Даже воспоминания об этих трех днях, проведенных вместе в горах, среди вековых буков, цветов и солнца, в роскошном отеле, остались кошмаром. Если есть страшный суд и еще более страшное осуждение на суд, они, вероятно, могут сравниться с тем, что я тогда пережил. Несчастья или их предупреждающие весталки явились уже в пути. На середине дороги, немного над селом Саранцы кто-то перед нами сбил ребенка. Когда мы подъехали, он беззвучно корчился, беспомощно выкатывая побелевшие от боли глаза. Все вокруг суетились, не зная что делать. Я вышел из машины и меня тут же стошнило. Наконец нашелся смелый человек, взял истекающего кровью ребенка на руки, осторожно положил его в машину и помчался, изо всех сил давя на клаксон. Потрясенная, она стояла в стороне. С ужасом глядя мне прямо в глаза, она упрашивала меня вернуться. Я отчаянно махнул рукой и сказал, что поедем туда, куда мы отправились, а там будь что будет. И мы поехали.

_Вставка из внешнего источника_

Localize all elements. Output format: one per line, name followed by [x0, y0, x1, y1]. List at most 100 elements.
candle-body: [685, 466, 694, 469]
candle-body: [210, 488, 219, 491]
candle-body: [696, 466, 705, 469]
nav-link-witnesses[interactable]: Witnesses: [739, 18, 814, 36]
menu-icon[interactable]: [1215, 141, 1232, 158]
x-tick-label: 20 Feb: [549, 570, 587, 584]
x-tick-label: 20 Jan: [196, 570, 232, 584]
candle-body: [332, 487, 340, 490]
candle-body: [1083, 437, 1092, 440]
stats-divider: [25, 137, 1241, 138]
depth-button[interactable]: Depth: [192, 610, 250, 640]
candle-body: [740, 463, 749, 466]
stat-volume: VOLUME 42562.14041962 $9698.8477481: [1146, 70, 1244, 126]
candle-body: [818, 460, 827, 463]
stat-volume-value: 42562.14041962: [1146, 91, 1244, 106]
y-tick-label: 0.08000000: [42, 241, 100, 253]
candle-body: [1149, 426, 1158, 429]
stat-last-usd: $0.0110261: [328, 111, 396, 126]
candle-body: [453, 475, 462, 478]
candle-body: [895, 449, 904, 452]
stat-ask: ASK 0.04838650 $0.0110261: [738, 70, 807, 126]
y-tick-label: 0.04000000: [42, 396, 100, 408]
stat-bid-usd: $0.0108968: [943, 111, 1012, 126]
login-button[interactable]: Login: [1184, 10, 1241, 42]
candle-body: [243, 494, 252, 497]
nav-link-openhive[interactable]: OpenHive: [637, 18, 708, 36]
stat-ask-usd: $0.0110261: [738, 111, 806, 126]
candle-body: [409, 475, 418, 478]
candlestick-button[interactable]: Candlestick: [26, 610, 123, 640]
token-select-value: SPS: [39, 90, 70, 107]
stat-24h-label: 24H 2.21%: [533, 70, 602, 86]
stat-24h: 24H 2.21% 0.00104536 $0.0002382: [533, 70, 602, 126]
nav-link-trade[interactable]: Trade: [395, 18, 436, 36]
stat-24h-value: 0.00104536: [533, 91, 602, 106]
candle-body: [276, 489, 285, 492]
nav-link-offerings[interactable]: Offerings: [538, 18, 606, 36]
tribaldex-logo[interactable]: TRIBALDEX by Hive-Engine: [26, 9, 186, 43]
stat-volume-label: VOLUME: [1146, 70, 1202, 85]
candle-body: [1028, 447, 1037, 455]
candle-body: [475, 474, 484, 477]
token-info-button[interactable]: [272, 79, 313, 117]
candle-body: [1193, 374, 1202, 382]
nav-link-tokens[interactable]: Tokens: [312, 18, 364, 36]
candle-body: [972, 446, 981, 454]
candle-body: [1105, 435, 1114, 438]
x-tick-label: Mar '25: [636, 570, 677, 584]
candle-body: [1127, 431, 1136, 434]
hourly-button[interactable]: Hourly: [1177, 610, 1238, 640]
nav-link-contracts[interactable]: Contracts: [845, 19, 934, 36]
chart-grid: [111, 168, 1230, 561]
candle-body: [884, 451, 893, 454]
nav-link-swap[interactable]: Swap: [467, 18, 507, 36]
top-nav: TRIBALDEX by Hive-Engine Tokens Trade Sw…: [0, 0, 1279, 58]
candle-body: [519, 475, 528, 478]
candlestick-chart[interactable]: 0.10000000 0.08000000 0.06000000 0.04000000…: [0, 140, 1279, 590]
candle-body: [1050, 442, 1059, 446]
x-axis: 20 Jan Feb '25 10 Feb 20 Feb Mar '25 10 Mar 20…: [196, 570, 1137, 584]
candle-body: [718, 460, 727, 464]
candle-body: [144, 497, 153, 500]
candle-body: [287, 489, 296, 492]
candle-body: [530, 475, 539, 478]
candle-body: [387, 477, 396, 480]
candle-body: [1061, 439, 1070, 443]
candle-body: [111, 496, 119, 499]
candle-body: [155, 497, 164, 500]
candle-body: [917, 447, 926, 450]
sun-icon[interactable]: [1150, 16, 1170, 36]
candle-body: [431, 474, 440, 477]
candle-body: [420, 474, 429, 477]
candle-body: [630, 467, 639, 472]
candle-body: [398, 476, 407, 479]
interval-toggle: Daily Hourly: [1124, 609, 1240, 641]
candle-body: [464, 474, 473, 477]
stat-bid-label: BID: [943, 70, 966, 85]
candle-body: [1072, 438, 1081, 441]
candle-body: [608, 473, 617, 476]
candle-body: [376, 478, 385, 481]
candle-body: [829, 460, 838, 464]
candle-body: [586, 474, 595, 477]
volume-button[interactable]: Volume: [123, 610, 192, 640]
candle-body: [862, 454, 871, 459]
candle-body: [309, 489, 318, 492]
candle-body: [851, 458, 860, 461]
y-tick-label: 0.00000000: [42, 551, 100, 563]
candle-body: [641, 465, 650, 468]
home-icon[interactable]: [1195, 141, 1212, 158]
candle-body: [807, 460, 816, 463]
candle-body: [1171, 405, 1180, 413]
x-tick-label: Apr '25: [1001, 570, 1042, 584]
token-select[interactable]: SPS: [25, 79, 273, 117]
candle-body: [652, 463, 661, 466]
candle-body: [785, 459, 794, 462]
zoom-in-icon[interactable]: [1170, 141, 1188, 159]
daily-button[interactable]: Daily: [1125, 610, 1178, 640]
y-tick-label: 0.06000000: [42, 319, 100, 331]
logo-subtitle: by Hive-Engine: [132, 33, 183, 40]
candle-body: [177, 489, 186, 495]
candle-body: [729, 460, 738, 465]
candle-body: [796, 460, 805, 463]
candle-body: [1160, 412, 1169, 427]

Начались бесконечные прогулки по тенистым тропинкам между роскошными буками, на сочных цветочных полянах, усеянных цветами, залитыми ласковым солнцем. Она играла с легкостью и какой-то новой грацией, правда немного притворно, цветами, бабочками, травой, пнями вокруг, но только не мной. При каждой моей попытке в приливе нежности коснуться ее, взять ее за руку, или не дай бог обнять, она ежилась, отдергивалась, вырывалась, как могла, оставляя во мне чувство неловкости, будто рядом со мной стоял тихий омут, сама наивность, лесная фея, мимоза. А ведь совсем недавно это было чем-то обычным и приятным для нас обоих…
Я и это терпеливо сносил. В ее присутствии мой стоицизм был вполне сносен. Мне хватало и того, что она рядом. Любая попытка заговорить по существу дела, пресекалась, будто не было никакой нужды в словах и мы приехали сюда не для того, чтобы выяснить наши отношения. Вечерами я напивался до беспамятства, начинал говорить грубости, во всяком случае не то, что думал и что собирался сказать, до бесконечности прокручивал в голове все эти два месяца, все свои ненаписанные монологи и диалоги, которые были больше любых шекспировских пьес. Готовые, сочиненные, не раз продекламированные с соответствующей жестикуляцией, все глубокомысленные и невероятные сентенции здесь внезапно будто испарились, застыли перед бессердечной каменной статуей, которая смотрела на меня с улыбкой и даже не пыталась скрывать, что думает о чем-то своем, тайном, и если даже стукнуть ее молотком по голове, она не скажет, не выдаст.